I can still taste her food more than a decade after her death. I loved her mashed potatoes and gravy, lasagna, and stuffed peppers. To tell the truth, those stuffed peppers are the only ones I’ve ever eaten that I really liked. But wouldn’t you know, I never saw a cookbook in her house.
If there had been a cookbook, maybe it would’ve been stacked on her vinyl-clothed table. Grandma’s kitchen had just enough room for a table up tight against one wall with five chairs and for a path around the table past the stove to the refrigerator. Space was sparse.
Maybe that’s why so many things were piled on her table-- the radio, the mail, a myriad of pills, napkins, and every grandchild’s favorite-- junk food.
Junk food was not something my mother bought often, but that was fine with me because I could find anything I wanted on Grandma’s table. From a bag of barbecue chips to Oreos in the cookie jar to candy corn in the candy dish, every category of non-nutritional food was represented. About three-fourths of the time, a sweet tooth could also be satisfied with a slice of pie or a piece of cake setting out on the table. And that’s not even counting the homemade goodies you could find at Christmas time.
All these treats made a kid want to sit and stay awhile. On a chair wedged between the table and the window, I would sit and nibble on my snack set on a napkin in front of me with a cold glass of spring water (from the dispenser in the refrigerator) or some of Grandma’s perfect sweet tea. As the grown-ups sat around the table sipping strong coffee and chatting, I learned all the gossip I cared to hear about people I didn’t even know.

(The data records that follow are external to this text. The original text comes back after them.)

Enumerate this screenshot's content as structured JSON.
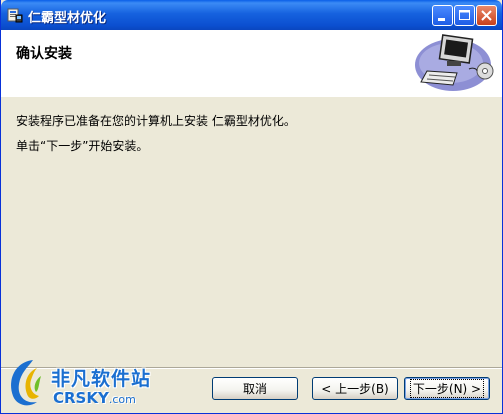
{
  "window": {
    "title": "仁霸型材优化",
    "icon": "installer-icon"
  },
  "header": {
    "title": "确认安装",
    "graphic": "computer-install-graphic"
  },
  "body": {
    "line1": "安装程序已准备在您的计算机上安装 仁霸型材优化。",
    "line2": "单击“下一步”开始安装。"
  },
  "buttons": {
    "cancel": "取消",
    "back": "< 上一步(B)",
    "next": "下一步(N) >"
  },
  "watermark": {
    "cn": "非凡软件站",
    "en": "CRSKY",
    "domain": ".com"
  },
  "colors": {
    "titlebar": "#1662df",
    "face": "#ece9d8",
    "watermark_blue": "#1b6fd0"
  }
}
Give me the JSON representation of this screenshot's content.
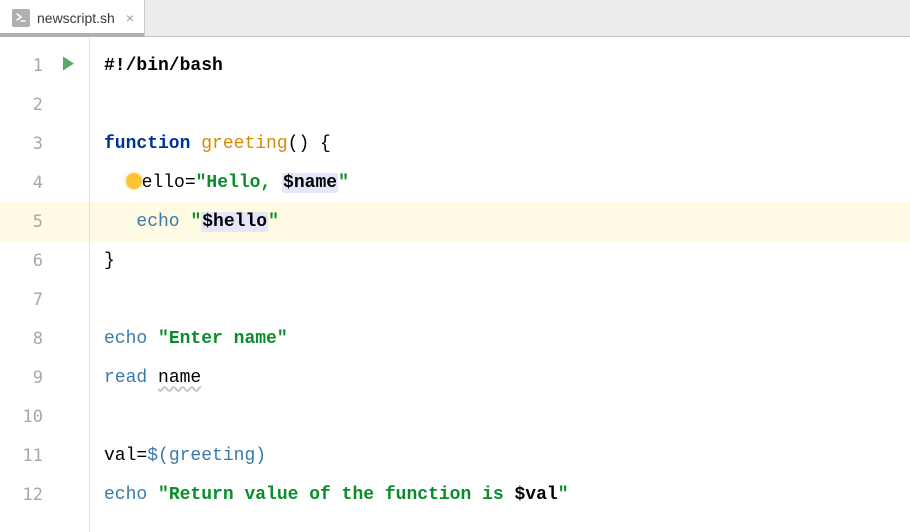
{
  "tab": {
    "filename": "newscript.sh",
    "close_char": "×"
  },
  "gutter": {
    "lines": [
      "1",
      "2",
      "3",
      "4",
      "5",
      "6",
      "7",
      "8",
      "9",
      "10",
      "11",
      "12"
    ]
  },
  "code": {
    "l1": {
      "shebang": "#!/bin/bash"
    },
    "l3": {
      "kw": "function",
      "name": "greeting",
      "paren": "() {"
    },
    "l4": {
      "varpart": "ello=",
      "str_open": "\"Hello, ",
      "varref": "$name",
      "str_close": "\""
    },
    "l5": {
      "cmd": "echo",
      "str_open": "\"",
      "varref": "$hello",
      "str_close": "\""
    },
    "l6": {
      "brace": "}"
    },
    "l8": {
      "cmd": "echo",
      "str": "\"Enter name\""
    },
    "l9": {
      "cmd": "read",
      "arg": "name"
    },
    "l11": {
      "lhs": "val=",
      "dollar": "$(",
      "fn": "greeting",
      "close": ")"
    },
    "l12": {
      "cmd": "echo",
      "str_open": "\"Return value of the function is ",
      "varref": "$val",
      "str_close": "\""
    }
  }
}
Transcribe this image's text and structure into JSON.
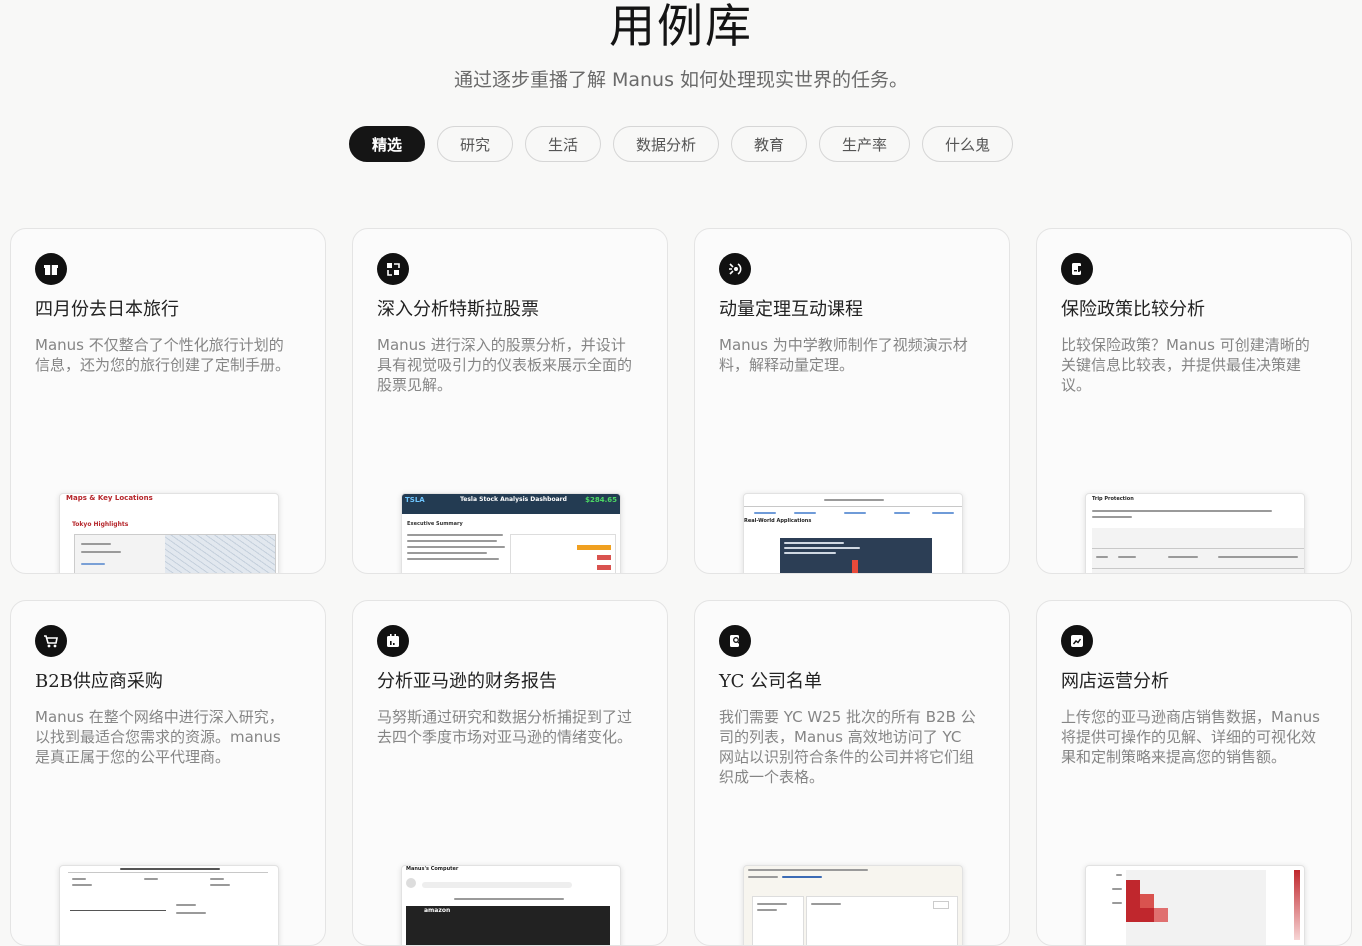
{
  "header": {
    "title": "用例库",
    "subtitle": "通过逐步重播了解 Manus 如何处理现实世界的任务。"
  },
  "tabs": [
    {
      "label": "精选",
      "active": true
    },
    {
      "label": "研究",
      "active": false
    },
    {
      "label": "生活",
      "active": false
    },
    {
      "label": "数据分析",
      "active": false
    },
    {
      "label": "教育",
      "active": false
    },
    {
      "label": "生产率",
      "active": false
    },
    {
      "label": "什么鬼",
      "active": false
    }
  ],
  "cards": [
    {
      "icon": "gift-icon",
      "title": "四月份去日本旅行",
      "description": "Manus 不仅整合了个性化旅行计划的信息，还为您的旅行创建了定制手册。",
      "thumbnail": {
        "title": "Maps & Key Locations",
        "subtitle": "Tokyo Highlights",
        "accent": "#b5252a"
      }
    },
    {
      "icon": "chart-network-icon",
      "title": "深入分析特斯拉股票",
      "description": "Manus 进行深入的股票分析，并设计具有视觉吸引力的仪表板来展示全面的股票见解。",
      "thumbnail": {
        "badge": "TSLA",
        "title": "Tesla Stock Analysis Dashboard",
        "price": "$284.65",
        "section": "Executive Summary",
        "accent": "#233b52"
      }
    },
    {
      "icon": "atom-icon",
      "title": "动量定理互动课程",
      "description": "Manus 为中学教师制作了视频演示材料，解释动量定理。",
      "thumbnail": {
        "section": "Real-World Applications",
        "accent": "#2c3e55"
      }
    },
    {
      "icon": "shield-doc-icon",
      "title": "保险政策比较分析",
      "description": "比较保险政策？Manus 可创建清晰的关键信息比较表，并提供最佳决策建议。",
      "thumbnail": {
        "title": "Trip Protection",
        "accent": "#444444"
      }
    },
    {
      "icon": "cart-icon",
      "title": "B2B供应商采购",
      "description": "Manus 在整个网络中进行深入研究，以找到最适合您需求的资源。manus 是真正属于您的公平代理商。",
      "thumbnail": {
        "accent": "#333333"
      }
    },
    {
      "icon": "calendar-chart-icon",
      "title": "分析亚马逊的财务报告",
      "description": "马努斯通过研究和数据分析捕捉到了过去四个季度市场对亚马逊的情绪变化。",
      "thumbnail": {
        "title": "Manus's Computer",
        "brand": "amazon",
        "accent": "#222222"
      }
    },
    {
      "icon": "document-search-icon",
      "title": "YC 公司名单",
      "description": "我们需要 YC W25 批次的所有 B2B 公司的列表，Manus 高效地访问了 YC 网站以识别符合条件的公司并将它们组织成一个表格。",
      "thumbnail": {
        "accent": "#3b6bb5"
      }
    },
    {
      "icon": "analytics-icon",
      "title": "网店运营分析",
      "description": "上传您的亚马逊商店销售数据，Manus 将提供可操作的见解、详细的可视化效果和定制策略来提高您的销售额。",
      "thumbnail": {
        "accent": "#c0272d"
      }
    }
  ]
}
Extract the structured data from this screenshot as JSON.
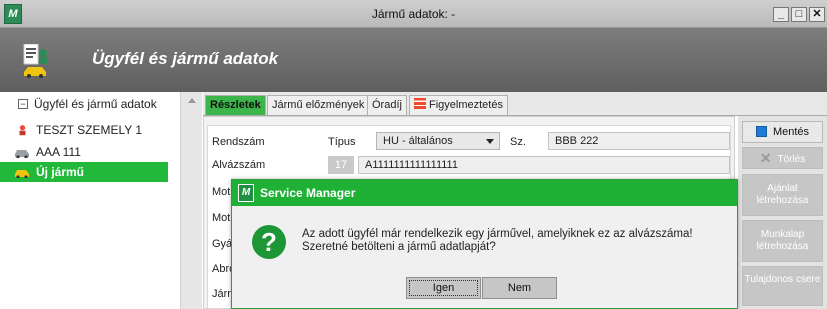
{
  "window": {
    "title": "Jármű adatok: -",
    "app_icon_letter": "M",
    "min_glyph": "_",
    "max_glyph": "□",
    "close_glyph": "✕"
  },
  "header": {
    "title": "Ügyfél és jármű adatok"
  },
  "tree": {
    "root": {
      "label": "Ügyfél és jármű adatok",
      "expander": "−"
    },
    "items": [
      {
        "label": "TESZT SZEMELY 1",
        "icon": "person-icon"
      },
      {
        "label": "AAA 111",
        "icon": "car-icon"
      },
      {
        "label": "Új jármű",
        "icon": "car-icon",
        "selected": true
      }
    ]
  },
  "tabs": [
    {
      "label": "Részletek",
      "active": true
    },
    {
      "label": "Jármű előzmények"
    },
    {
      "label": "Óradíj"
    },
    {
      "label": "Figyelmeztetés",
      "icon": "warning-flag-icon"
    }
  ],
  "form": {
    "rendszam_label": "Rendszám",
    "tipus_label": "Típus",
    "tipus_value": "HU - általános",
    "sz_label": "Sz.",
    "sz_value": "BBB 222",
    "alvazszam_label": "Alvázszám",
    "alvazszam_count": "17",
    "alvazszam_value": "A1111111111111111",
    "partial_labels": [
      "Mot",
      "Mot",
      "Gyá",
      "Abro",
      "Járr"
    ]
  },
  "actions": {
    "save": "Mentés",
    "delete": "Törlés",
    "create_quote": "Ajánlat létrehozása",
    "create_worksheet": "Munkalap létrehozása",
    "owner_change": "Tulajdonos csere"
  },
  "dialog": {
    "title": "Service Manager",
    "icon_letter": "M",
    "question_glyph": "?",
    "message_line1": "Az adott ügyfél már rendelkezik egy járművel, amelyiknek ez az alvázszáma!",
    "message_line2": "Szeretné betölteni a jármű adatlapját?",
    "yes": "Igen",
    "no": "Nem"
  },
  "colors": {
    "accent_green": "#1fb135",
    "header_gray": "#6e6e6e"
  }
}
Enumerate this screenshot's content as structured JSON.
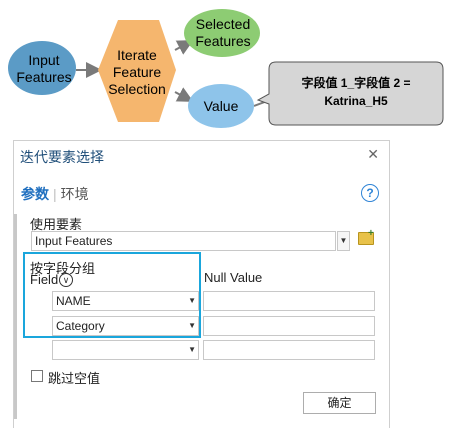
{
  "model": {
    "input_features": [
      "Input",
      "Features"
    ],
    "iterate": [
      "Iterate",
      "Feature",
      "Selection"
    ],
    "selected_features": [
      "Selected",
      "Features"
    ],
    "value": "Value",
    "callout": [
      "字段值 1_字段值 2 =",
      "Katrina_H5"
    ],
    "colors": {
      "input_node": "#5b9bc6",
      "tool_node": "#f5b66e",
      "selected_node": "#8dcc73",
      "value_node": "#8ec4ea",
      "callout_fill": "#d6d6d6",
      "arrow": "#7a7a7a"
    }
  },
  "pane": {
    "title": "迭代要素选择",
    "close_icon": "close-icon",
    "tabs": {
      "params": "参数",
      "separator": "|",
      "env": "环境"
    },
    "help_icon": "?",
    "input_label": "使用要素",
    "input_value": "Input Features",
    "group_label": "按字段分组",
    "field_header": "Field",
    "null_header": "Null Value",
    "rows": [
      {
        "field": "NAME",
        "null_value": ""
      },
      {
        "field": "Category",
        "null_value": ""
      },
      {
        "field": "",
        "null_value": ""
      }
    ],
    "skip_null_label": "跳过空值",
    "skip_null_checked": false,
    "ok_label": "确定",
    "highlight_color": "#1aa6dc"
  }
}
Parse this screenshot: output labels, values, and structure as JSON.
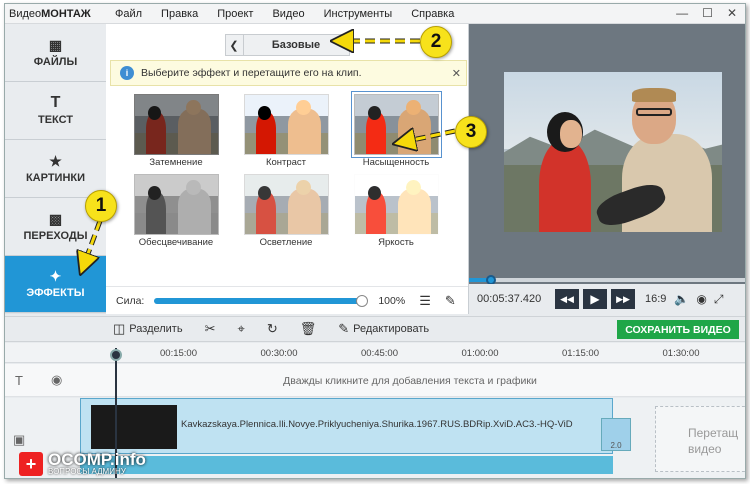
{
  "app": {
    "title_left": "Видео",
    "title_bold": "МОНТАЖ",
    "menu": [
      "Файл",
      "Правка",
      "Проект",
      "Видео",
      "Инструменты",
      "Справка"
    ]
  },
  "sidebar": {
    "items": [
      {
        "label": "ФАЙЛЫ",
        "icon": "image-icon"
      },
      {
        "label": "ТЕКСТ",
        "icon": "text-icon"
      },
      {
        "label": "КАРТИНКИ",
        "icon": "star-icon"
      },
      {
        "label": "ПЕРЕХОДЫ",
        "icon": "transition-icon"
      },
      {
        "label": "ЭФФЕКТЫ",
        "icon": "magic-wand-icon",
        "active": true
      }
    ]
  },
  "effects": {
    "category": "Базовые",
    "info_text": "Выберите эффект и перетащите его на клип.",
    "tiles": [
      {
        "label": "Затемнение",
        "style": "dark"
      },
      {
        "label": "Контраст",
        "style": "contrast"
      },
      {
        "label": "Насыщенность",
        "style": "saturation",
        "selected": true
      },
      {
        "label": "Обесцвечивание",
        "style": "gray"
      },
      {
        "label": "Осветление",
        "style": "light"
      },
      {
        "label": "Яркость",
        "style": "bright"
      }
    ],
    "power_label": "Сила:",
    "power_value": "100%",
    "power_fraction": 1.0
  },
  "player": {
    "time": "00:05:37.420",
    "aspect": "16:9",
    "progress_fraction": 0.08
  },
  "toolbar": {
    "split_label": "Разделить",
    "edit_label": "Редактировать",
    "save_label": "СОХРАНИТЬ ВИДЕО"
  },
  "timeline": {
    "ticks": [
      "00:15:00",
      "00:30:00",
      "00:45:00",
      "01:00:00",
      "01:15:00",
      "01:30:00"
    ],
    "text_track_hint": "Дважды кликните для добавления текста и графики",
    "clip_name": "Kavkazskaya.Plennica.Ili.Novye.Priklyucheniya.Shurika.1967.RUS.BDRip.XviD.AC3.-HQ-ViD",
    "clip_end_label": "2.0",
    "drop_zone_text": "Перетащ видео"
  },
  "watermark": {
    "icon": "+",
    "text": "OCOMP.info",
    "sub": "ВОПРОСЫ АДМИНУ"
  },
  "annotations": [
    "1",
    "2",
    "3"
  ]
}
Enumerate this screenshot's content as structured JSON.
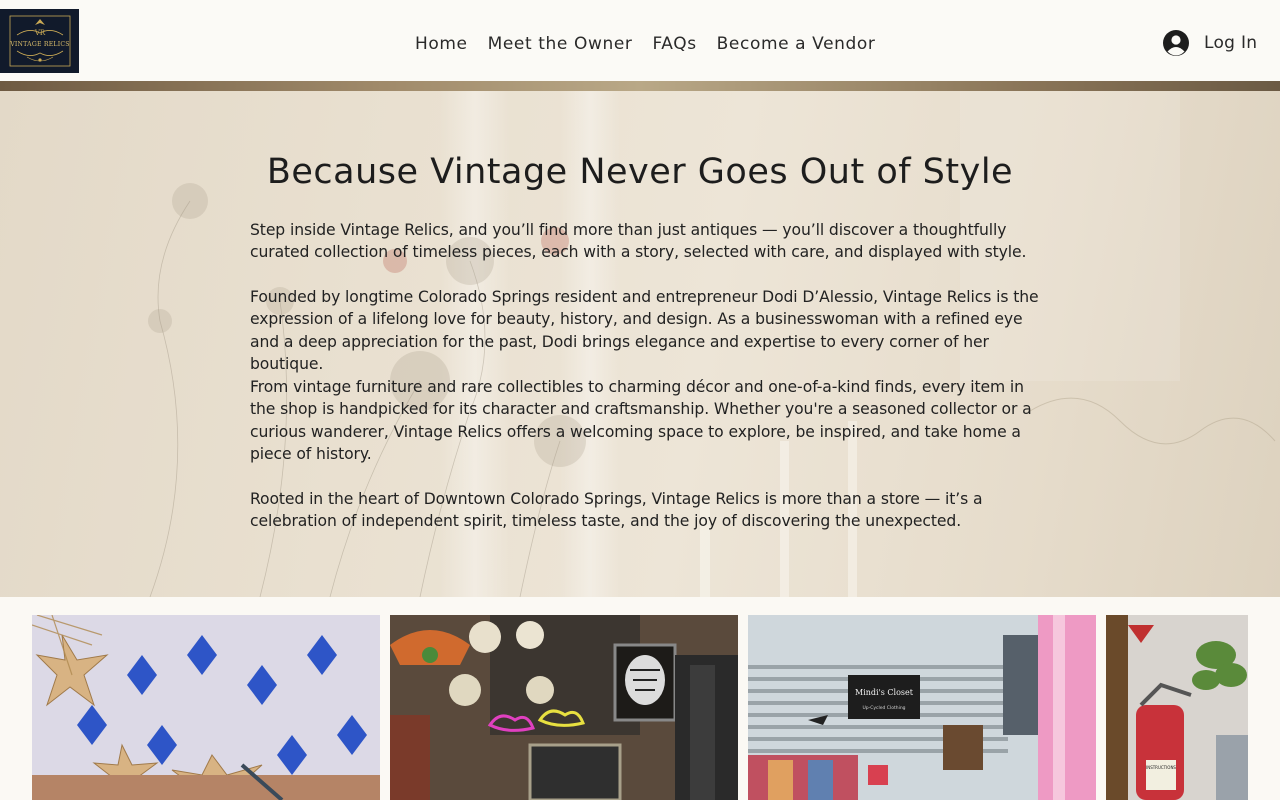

It seems food and family are a good combination for making memories, and gathering around that table for talk (and the occasional game of Yahtzee with Grandma) certainly made some of my finest childhood memories.
At different stages of my life, Labor Day weekend has meant different things. For the last decade, our family has enjoyed the company of our friends who have invited us over for a day of dove hunting (for my husband). This year, our baby is due Labor Day weekend-- kind of fitting.
But growing up, Labor Day weekend meant nothing to me other than the excitement of my Grandma’s family’s reunion. I loved playing with my faraway cousins, drinking Country Time Lemonade out of a can from an ice-filled cooler, and hunting for the best desserts on the picnic tables. If I was quick enough, I could score a piece of my Grandma’s carrot cake before it was all gone (and it always was gone quickly). Once she even submitted it to the county fair and won second prize. I’ll leave you with that recipe she gave me sometime before she died-- on Labor Day weekend 13 years ago.
Grandma Judy’s Carrot Cake
1 1/2 cups Wesson Oil
2 cups sugar
2 cups self-rising flour
2 Tbsp. cinnamon
2 1/2 cups grated carrots
Cream the oil, sugar and eggs. Then add the flour, cinnamon, and carrots. Bake in a prepared 9 x 13 pan at 350℉ until done (until a toothpick comes out clean). Cool cake completely and frost with cream cheese icing.
Cream Cheese Icing:
1- 8 oz. pkg. cream cheese
1 stick of margarine or butter
1 pound confectioner’s sugar
1 1/2 cups chopped pecans
Soften cream cheese and butter. Then beat them together. Add the sugar and beat well. Then add the pecans and spread over cooled cake.